Jugendpolitik Nachhaltigkeit

Junge Menschen ernst nehmen!

Unser Rant zur aktuellen Aufregung über Jugendliche, die öffentlich Position beziehen und die Welt verbessern wollen:

Demonstrieren junge Menschen und nutzen eines ihrer wenigen demokratischen Rechte, drehen sofort einige Medien und manche Politiker*innen frei. In der Debatte um #FridaysforFuture wird über Schulpflicht und „diese jungen Leute“ gestritten. Über das eigentliche Problem nicht: Wirkungsvolle Maßnahmen gegen den Klimawandel.

Junge Menschen gehen auf die Straße, weil ihnen diese Welt nicht egal ist.

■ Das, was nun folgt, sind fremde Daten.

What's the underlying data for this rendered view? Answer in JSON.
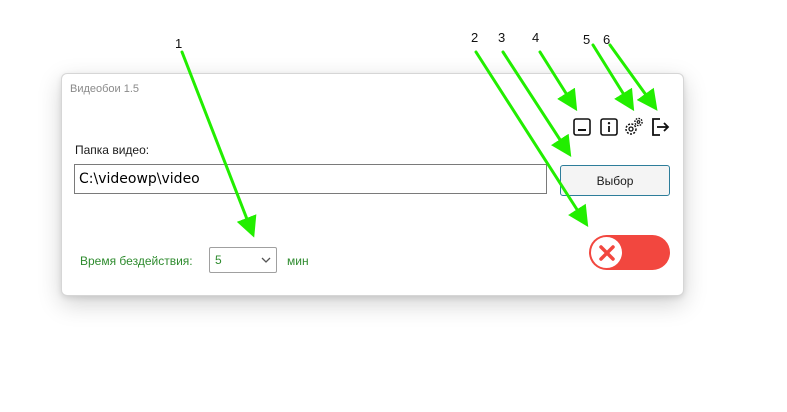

Sie zeigen öffentlich, was sie bewegt. Das ist gut und wichtig. In Jugendverbänden machen sich außerdem Woche für Woche Kinder und Jugendliche einen Kopf darüber, wie die Welt besser werden kann. Da entstehen viele Aktivitäten und Aktionen, die im Kleinen und Großen konkret Klima und Umwelt schützen, Gerechtigkeit schaffen, Solidarität zeigen, Demokratie stärken und dabei auch mal Spaß machen. Das passiert außerhalb der Unterrichtszeit, regt aber niemanden auf oder provoziert. 

Es zeigt aber: Junge Menschen sind nicht erst seit #FridaysforFuture politisch. Sie sind und waren es immer schon. Sie sind und waren schon lange reif, Verantwortung zu übernehmen. Es ist deswegen schade, wenn nun eine Debatte über das Wahlalter mit den Freitagsdemonstrationen verbunden wird. Eine Wahlaltersenkung in den Kommunen, in den Ländern, im Bund und sogar in Europa ist längst überfällig. Mehr noch: Eine wirkungsvolle Jugendbeteiligung bei allen Fragen, die Gesellschaft und Politik bewegen, muss selbstverständlich werden. Ein erster Schritt: Junge Menschen mit ihren Themen, Sorgen und Ideen ernst nehmen! Während der Unterrrichtszeit und auch danach.